Morsi as President - A Positive Step for the Revolution
The ushering of Mohamad Morsi as the new elected President of Egypt, is certainly of some hope to many in Egypt. He represents a break from the old regime and is certainly seen as a far better alternative than Ahmad Shafiq, a man who profited in position and wealth from the former regime. It would be of no surprise that SCAF were quietly hoping Shafiq, a man of their era and mentality, would come in to power. Alas, for them, it did not materialise that way, but they are still important players in this political game.
Morsi may have won by 51.7% of the votes, but he comes into a position that is largely undefined. SCAF's ace in the hole, the dissolving of parliament was quickly summed up in the constitutional court. As a result, the parliamentary constitutional committee is currently disbanded and the constitution, including the powers of the president, are largely in the hands of SCAF. In addition, SCAF holds a veto to any part of the constitution that may be drafted.
No wonder you have people arguing, that whilst Morsi has the title, there is no real power for him to wield. Morsi or the Muslim Brotherhood are unlikely to challenge SCAF overtly either. Unlike the revolutionaries, who have no qualms in disturbing the masses with the instability of protests, the Muslim Brotherhood are now dependant on the support of the masses. Egyptians at large seem to desire stability more than anything else at this moment and to be able to live a normal life. As a result, Morsi and the Muslim Brotherhood may negotiate with SCAF, rather than favour direct action as a standard rule.

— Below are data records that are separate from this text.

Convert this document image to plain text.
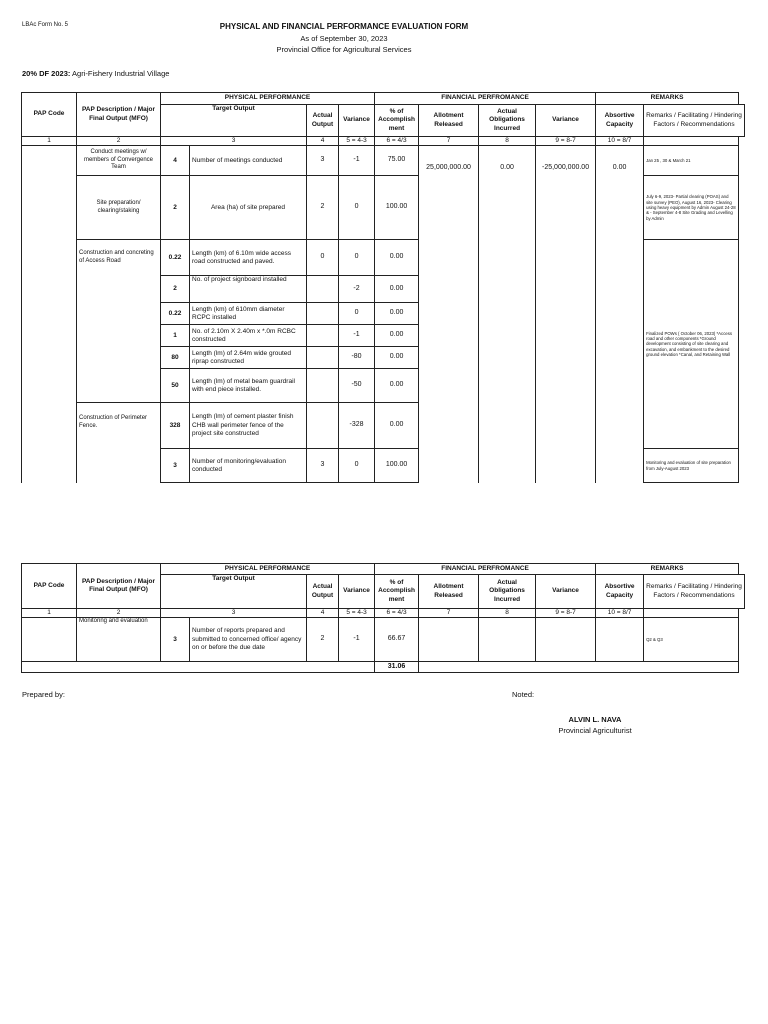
LBAc Form No. 5	PHYSICAL AND FINANCIAL PERFORMANCE EVALUATION FORM
As of September 30, 2023
Provincial Office for Agricultural Services
20% DF 2023: Agri-Fishery Industrial Village
PAP Code	PAP Description / Major Final Output (MFO)	PHYSICAL PERFORMANCE				FINANCIAL PERFROMANCE				REMARKS	
		Target Output		Actual Output	Variance	% of Accomplish ment	Allotment Released	Actual Obligations Incurred	Variance	Absortive Capacity	Remarks / Facilitating / Hindering Factors / Recommendations
1	2	3		4	5 = 4-3	6 = 4/3	7	8	9 = 8-7	10 = 8/7	
	Conduct meetings w/ members of Convergence Team	4	Number of meetings conducted	3	-1	75.00	25,000,000.00	0.00	-25,000,000.00	0.00	Jan 25 , 30 & March 21
	Site preparation/ clearing/staking	2	Area (ha) of site prepared	2	0	100.00					July 6-9, 2023- Partial clearing (POAS) and site survey (PEO), August 16, 2023- Clearing using heavy equipment by Admin August 24-28 & - September 4-8 Site Grading and Levelling by Admin
	Construction and concreting of Access Road	0.22	Length (km) of 6.10m wide access road constructed and paved.	0	0	0.00					Finalized POWs ( October 06, 2023) *Access road and other components *Ground development consisting of site clearing and excavation, and embankment to the desired ground elevation *Canal, and Retaining Wall
		2	No. of project signboard installed		-2	0.00					
		0.22	Length (km) of 610mm diameter RCPC installed		0	0.00					
		1	No. of 2.10m X 2.40m x *.0m RCBC constructed		-1	0.00					
		80	Length (lm) of 2.64m wide grouted riprap constructed		-80	0.00					
		50	Length (lm) of metal beam guardrail with end piece installed.		-50	0.00					
	Construction of Perimeter Fence.	328	Length (lm) of cement plaster finish CHB wall perimeter fence of the project site constructed		-328	0.00					
		3	Number of monitoring/evaluation conducted	3	0	100.00					Monitoring and evaluation of site preparation from July-August 2023
PAP Code	PAP Description / Major Final Output (MFO)	PHYSICAL PERFORMANCE				FINANCIAL PERFROMANCE				REMARKS	
		Target Output		Actual Output	Variance	% of Accomplish ment	Allotment Released	Actual Obligations Incurred	Variance	Absortive Capacity	Remarks / Facilitating / Hindering Factors / Recommendations
1	2	3		4	5 = 4-3	6 = 4/3	7	8	9 = 8-7	10 = 8/7	
	Monitoring and evaluation	3	Number of reports prepared and submitted to concerned office/ agency on or before the due date	2	-1	66.67					Q2 & Q3
						31.06					
Prepared by:	Noted:
ALVIN L. NAVA
Provincial Agriculturist
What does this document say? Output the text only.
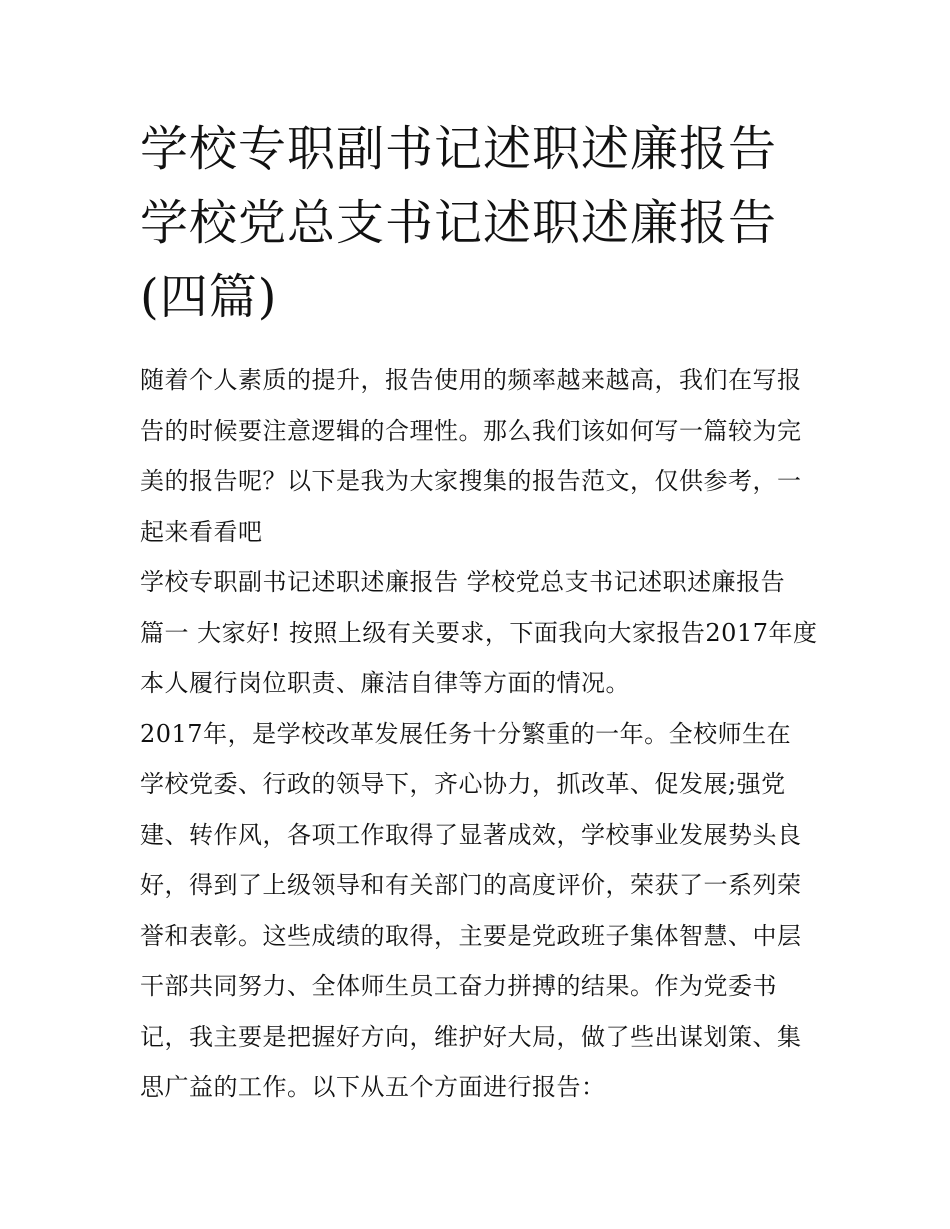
学校专职副书记述职述廉报告
学校党总支书记述职述廉报告
(四篇)

随着个人素质的提升，报告使用的频率越来越高，我们在写报
告的时候要注意逻辑的合理性。那么我们该如何写一篇较为完
美的报告呢？以下是我为大家搜集的报告范文，仅供参考，一
起来看看吧

学校专职副书记述职述廉报告 学校党总支书记述职述廉报告
篇一 大家好! 按照上级有关要求，下面我向大家报告2017年度
本人履行岗位职责、廉洁自律等方面的情况。

2017年，是学校改革发展任务十分繁重的一年。全校师生在
学校党委、行政的领导下，齐心协力，抓改革、促发展;强党
建、转作风，各项工作取得了显著成效，学校事业发展势头良
好，得到了上级领导和有关部门的高度评价，荣获了一系列荣
誉和表彰。这些成绩的取得，主要是党政班子集体智慧、中层
干部共同努力、全体师生员工奋力拼搏的结果。作为党委书
记，我主要是把握好方向，维护好大局，做了些出谋划策、集
思广益的工作。以下从五个方面进行报告：
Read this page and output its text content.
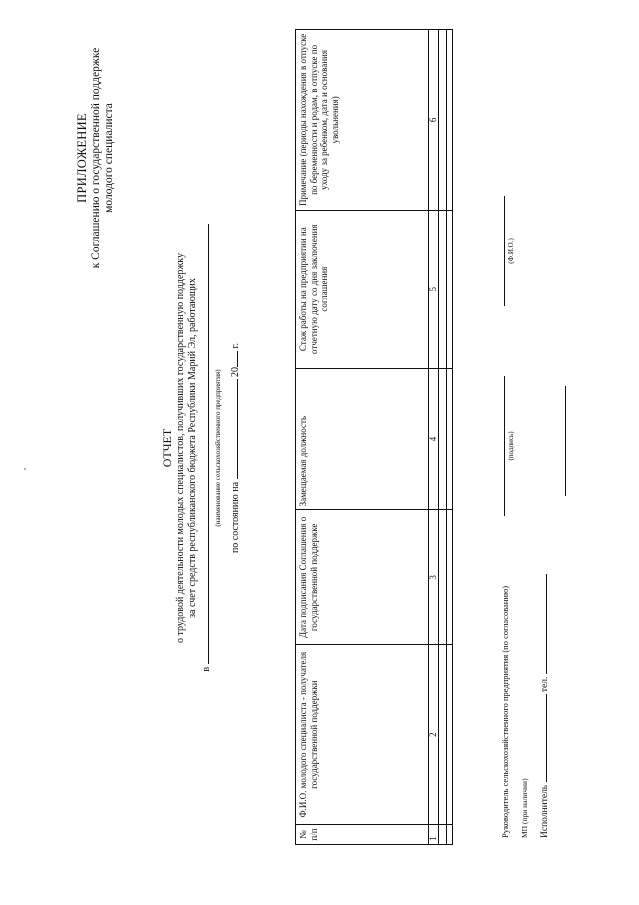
ПРИЛОЖЕНИЕ к Соглашению о государственной поддержке молодого специалиста
ОТЧЕТ о трудовой деятельности молодых специалистов, получивших государственную поддержку за счет средств республиканского бюджета Республики Марий Эл, работающих
в
(наименование сельскохозяйственного предприятия) по состоянию на  20 г.
№ п/п	Ф.И.О. молодого специалиста - получателя государственной поддержки	Дата подписания Соглашения о государственной поддержке	Замещаемая должность	Стаж работы на предприятии на отчетную дату со дня заключения соглашения	Примечание (периоды нахождения в отпуске по беременности и родам, в отпуске по уходу за ребенком, дата и основания увольнения)
1	2	3	4	5	6

Руководитель сельскохозяйственного предприятия (по согласованию)
(подпись)
(Ф.И.О.)
МП (при наличии)	Исполнитель  тел.
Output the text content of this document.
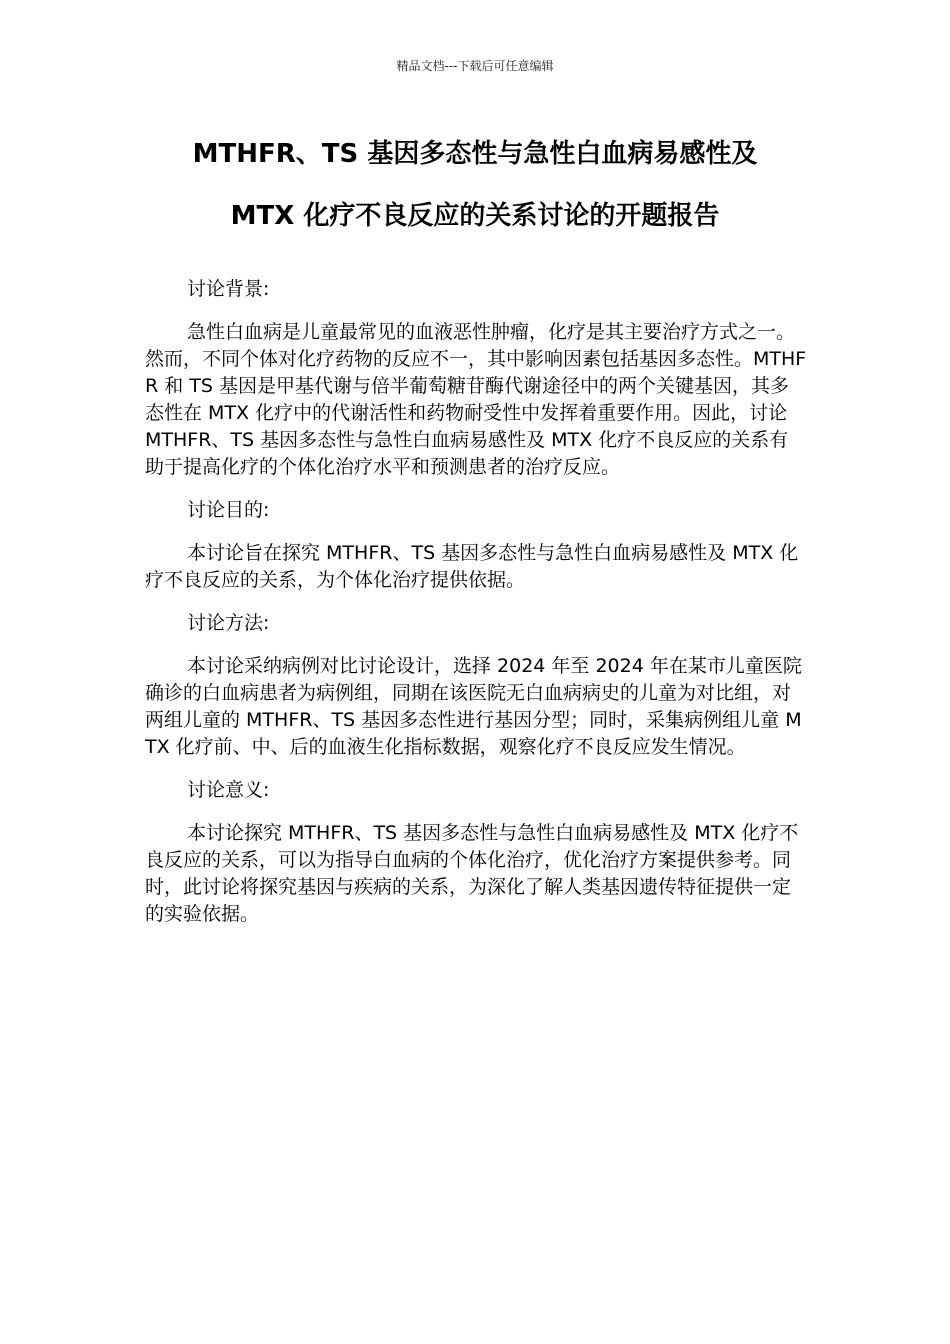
精品文档---下载后可任意编辑
MTHFR、TS 基因多态性与急性白血病易感性及
MTX 化疗不良反应的关系讨论的开题报告
讨论背景:
急性白血病是儿童最常见的血液恶性肿瘤，化疗是其主要治疗方式之一。然而，不同个体对化疗药物的反应不一，其中影响因素包括基因多态性。MTHFR 和 TS 基因是甲基代谢与倍半葡萄糖苷酶代谢途径中的两个关键基因，其多态性在 MTX 化疗中的代谢活性和药物耐受性中发挥着重要作用。因此，讨论 MTHFR、TS 基因多态性与急性白血病易感性及 MTX 化疗不良反应的关系有助于提高化疗的个体化治疗水平和预测患者的治疗反应。
讨论目的:
本讨论旨在探究 MTHFR、TS 基因多态性与急性白血病易感性及 MTX 化疗不良反应的关系，为个体化治疗提供依据。
讨论方法:
本讨论采纳病例对比讨论设计，选择 2024 年至 2024 年在某市儿童医院确诊的白血病患者为病例组，同期在该医院无白血病病史的儿童为对比组，对两组儿童的 MTHFR、TS 基因多态性进行基因分型；同时，采集病例组儿童 MTX 化疗前、中、后的血液生化指标数据，观察化疗不良反应发生情况。
讨论意义:
本讨论探究 MTHFR、TS 基因多态性与急性白血病易感性及 MTX 化疗不良反应的关系，可以为指导白血病的个体化治疗，优化治疗方案提供参考。同时，此讨论将探究基因与疾病的关系，为深化了解人类基因遗传特征提供一定的实验依据。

The reason why this is situation is unpleasant for those who started the revolution, is that the revolution was not about simple principles of voting and political struggles, that it has dwindled into now. The revolution was about social justice and freedom and some revolutionaries feel that the Muslim Brotherhood have hijacked their revolution.
However, for the revolutionaries who are not happy with either SCAF or the Muslim Brotherhood, this is still an opportune time. Recent political results of the revolution are not surprising, given the two main vanguards that have dominated Egypt's 40 year history have come up on top in the elections. However, Morsi as president is still a win for the revolution. Now is the time in which the revolutionaries can advocate and seed their ideas into the masses. They can grow their ranks and become more organised and it can be a golden time for them.
This can only be a good thing for Egypt. It will undoubtedly create more of a political "buyer's market" for the Egyptian people and this can only create more accountability across the board.
Despite all of this, Morsi as president is not completely powerless. By his very presence and his words, he is able to affect the change that is necessary. He is still the President of Egypt. A title that still holds some of awe. Although he has resigned from his position in the Muslim Brotherhood, he will be seen by many of their members as their man. Egyptians also seem willing to get behind Morsi in a bid for normality and stability. By the mere fact that Morsi has been elected president and there have been no riots or demostrations, has caused the Egyptian stock market to rocket up by 7.6%. SCAF has already lost alot of support since the exiting of Mubarak, despite initially being celebrated. The masses have increasingly seen SCAF as the saboteur of the revolution. Even the minority who clinged to ex-regime members like Shafiq, will lose interest in SCAF and their ilk, as their lives become more comfortable and profitable. SCAF will increasingly become more isolated from political life.
It may be some time before presidential powers will be defined, but Morsi's influence should not be underestimated. He may have been described as the Brotherhood's Plan B, but for now it seems he is the man that Egypt needs. Time will be a testament to that.
As for the revolution, only the naive would think that it has come to a close, for better or worse. The freedom to continue to advocate and push for social justice has never been so certain and there is still alot to fight for in the coming years.